In historic times, the introduction of currency as a standardized money facilitated a wider exchange of goods and services. Numismatists have collections of these monetary tokens, which include coins from some Ancient World large-scale societies, although initial usage involved unmarked lumps of precious metal. [2] [3] The circulation of a standardized currency provides the major disadvantage to commerce of overcoming the "double coincidence of wants" necessary for barter trades to occur. For example, if a man who makes pots for a living needs a new house, he may wish to hire someone to build it for him. But he cannot make an equivalent number of pots to equal this service done for him, because even if the builder could build the house, the builder might not want the pots.
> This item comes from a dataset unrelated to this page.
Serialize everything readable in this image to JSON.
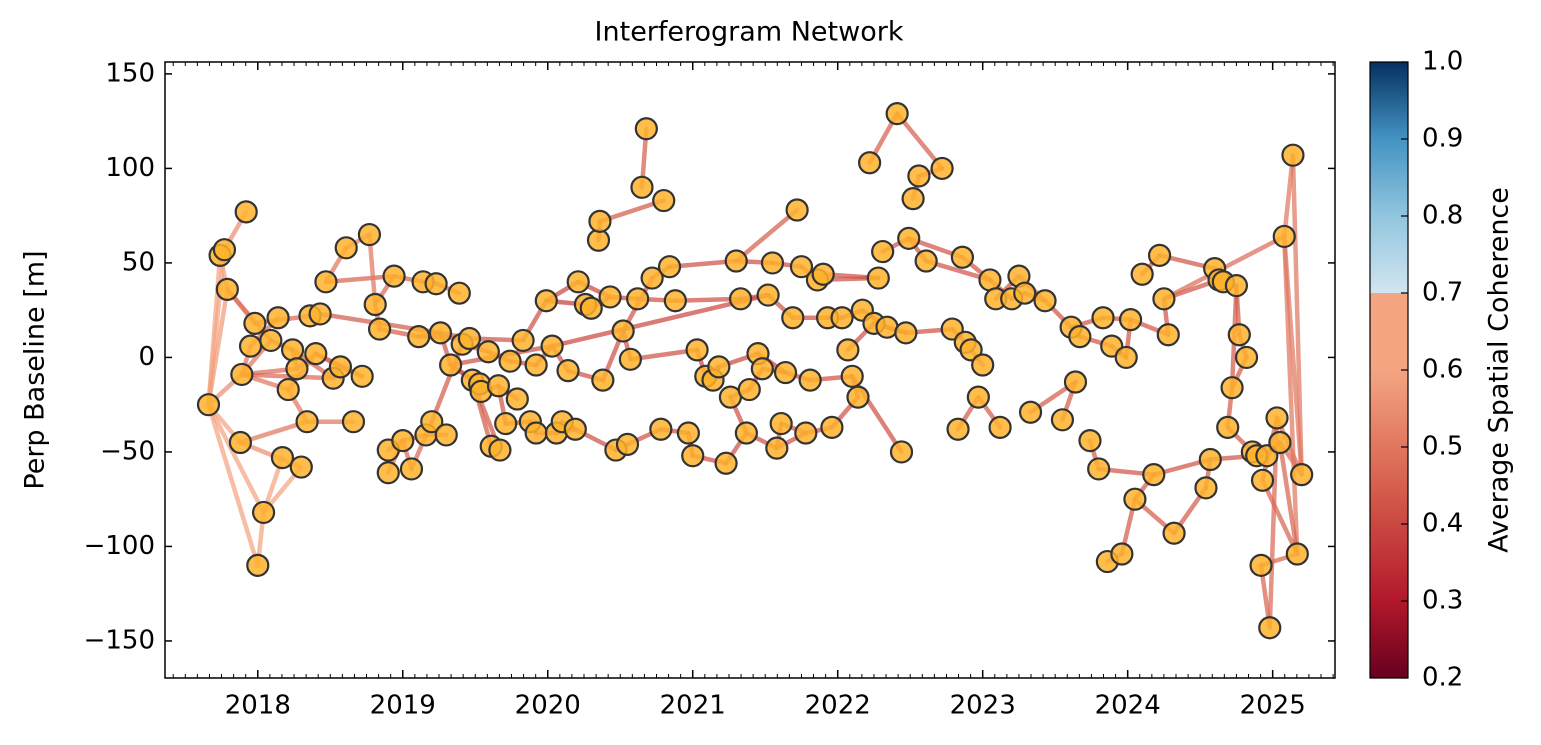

Currency solved this problem by allowing a society as a whole to assign values and thus to collect goods and services effectively and to store them for later use, or to split them among several providers.

Today commerce includes a complex system of companies that try to maximize their profits by offering products and services to the market (which consists both of individuals and other companies) at the lowest production cost. A system of international trade has helped to develop the world economy but, in combination with bilateral or multilateral agreements to lower tariffs or to achieve free trade, has sometimes harmed third-world markets for local products (See Globalization).